You’ve heard of the fighting monk Friar Tuck, but have you ever heard of one that flies?

The Comet: Michael BartlettMichael Bartlett (Image: Archant)

Well now you have. Sandy’s Brother Michael Bartlett – who is a member of an Anglican community known as the Brotherhood of the Good Shepherd, and known in Guinness World Record circles as the ‘eccentric globetrotter’ – is about to submit his latest bid to break his own world record for the quickest flight around the globe, landing at approximately opposite (antipodal) points along the way.

Michael, a retired charity worker who’s now 76, is confident he has broken the record having just stepped back on the tarmac after flying from Shanghai to Auckland to Buenos Aires to Frankfurt, then Hong Kong and back to Shanghai in just 57 hours and 17 minutes.

It should break his previous record of 58 hours 44 minutes, which he set in 1995.

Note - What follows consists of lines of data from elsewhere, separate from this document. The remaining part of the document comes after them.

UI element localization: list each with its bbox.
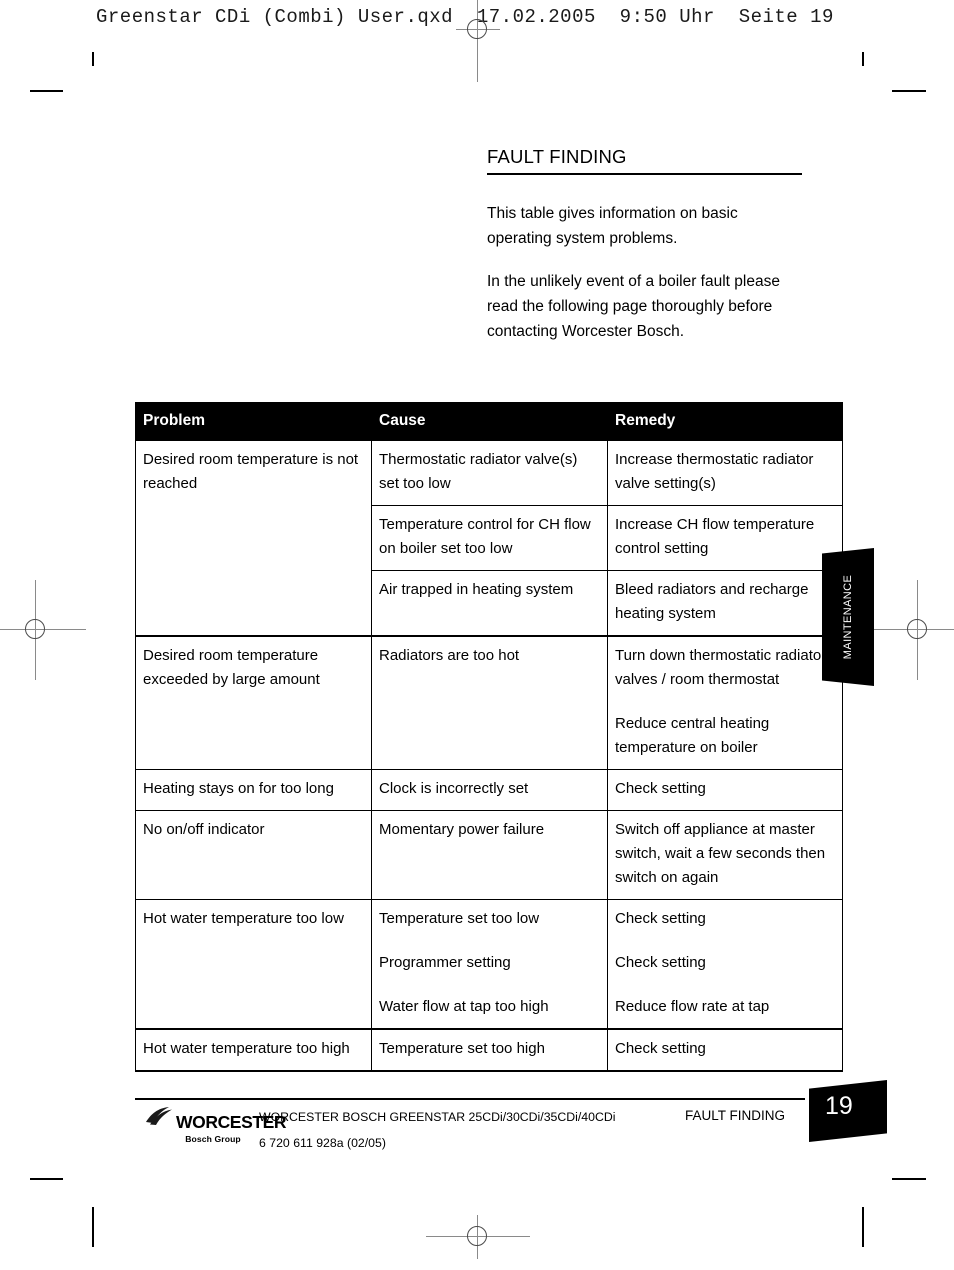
registration-mark-right	[868, 580, 954, 680]
cell-remedy: Check setting Check setting Reduce flow …	[607, 899, 843, 1030]
cell-problem: Hot water temperature too low	[135, 899, 372, 1030]
cell-line: Reduce flow rate at tap	[615, 998, 770, 1015]
cell-cause: Temperature control for CH flow on boile…	[371, 505, 608, 571]
cell-line: Temperature set too low	[379, 910, 540, 927]
crop-mark-top-right-horizontal	[892, 90, 926, 92]
cell-line: Reduce central heating temperature on bo…	[615, 715, 770, 756]
cell-line: Check setting	[615, 780, 706, 797]
cell-line: Check setting	[615, 910, 706, 927]
intro-paragraph-2: In the unlikely event of a boiler fault …	[487, 272, 780, 340]
registration-crosshair-vertical	[477, 0, 479, 82]
cell-line: Turn down thermostatic radiator valves /…	[615, 647, 827, 688]
cell-problem: Desired room temperature exceeded by lar…	[135, 635, 372, 770]
cell-line: Increase CH flow temperature control set…	[615, 516, 815, 557]
cell-remedy: Turn down thermostatic radiator valves /…	[607, 635, 843, 770]
crop-mark-bottom-right-vertical	[862, 1207, 864, 1247]
cell-remedy: Check setting	[607, 1028, 843, 1072]
page-number-tab: 19	[809, 1080, 887, 1142]
cell-cause: Clock is incorrectly set	[371, 769, 608, 811]
intro-column: FAULT FINDING This table gives informati…	[487, 146, 802, 362]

The rules of this particular record mean he has to cross the equator and land at points that are approximately 108 degrees apart and roughly on the same north-south longitude.

Brother Michael has set numerous previous records, including the fastest travelling around the world with a single airline – which he did in 59 hours and 58 minutes with Air New Zealand in 2006 – having the longest continuous plane ticket, the most flights in a day, and the fastest circumnavigation of the globe visiting all six continents – which he completed in 68 hours and five minutes in 1999.

Michael worked as a hospital administrator in South Africa and then for a homeless charity in London before retiring in 2000. He says his single life allows him to afford the flights, as well as the fact he doesn’t drink, smoke or drive a car.

You might expect him to be plagued by jet lag, but Michael says he is ‘101 per cent fit’.

“Jet lag doesn’t exist”, he says, “as long as you just relax, you don’t drink alcohol or tea or coffee, and you don’t eat aeroplane meals if you’re not hungry.”

He says he frequently passes the time by reading, chatting to passengers and crew and completing Sudoku puzzles.

“I don’t find it boring at all, it’s usually 10 or 12 hours at a time and I just chat to the stewardesses or read,” he said.

Asked if he gets frustrated that he doesn’t get to see much of the countries he passes over, he said: “It’s the same with anything you set yourself to do for a purpose.

“If I was going to see a country for a holiday, I would see the country – as I will when I go to Morocco next week – but if you’re going to break a record you set yourself the task of breaking the record.

“It’s a challenge, and one hopes it’s going to work out – if it doesn’t one tries again.”

Michael’s next big airborne challenge is to win back the record for the fastest circumnavigation of the world touching down in all six continents, currently held by Germany’s Michael Quandt in a time of 66 hours and 31 minutes.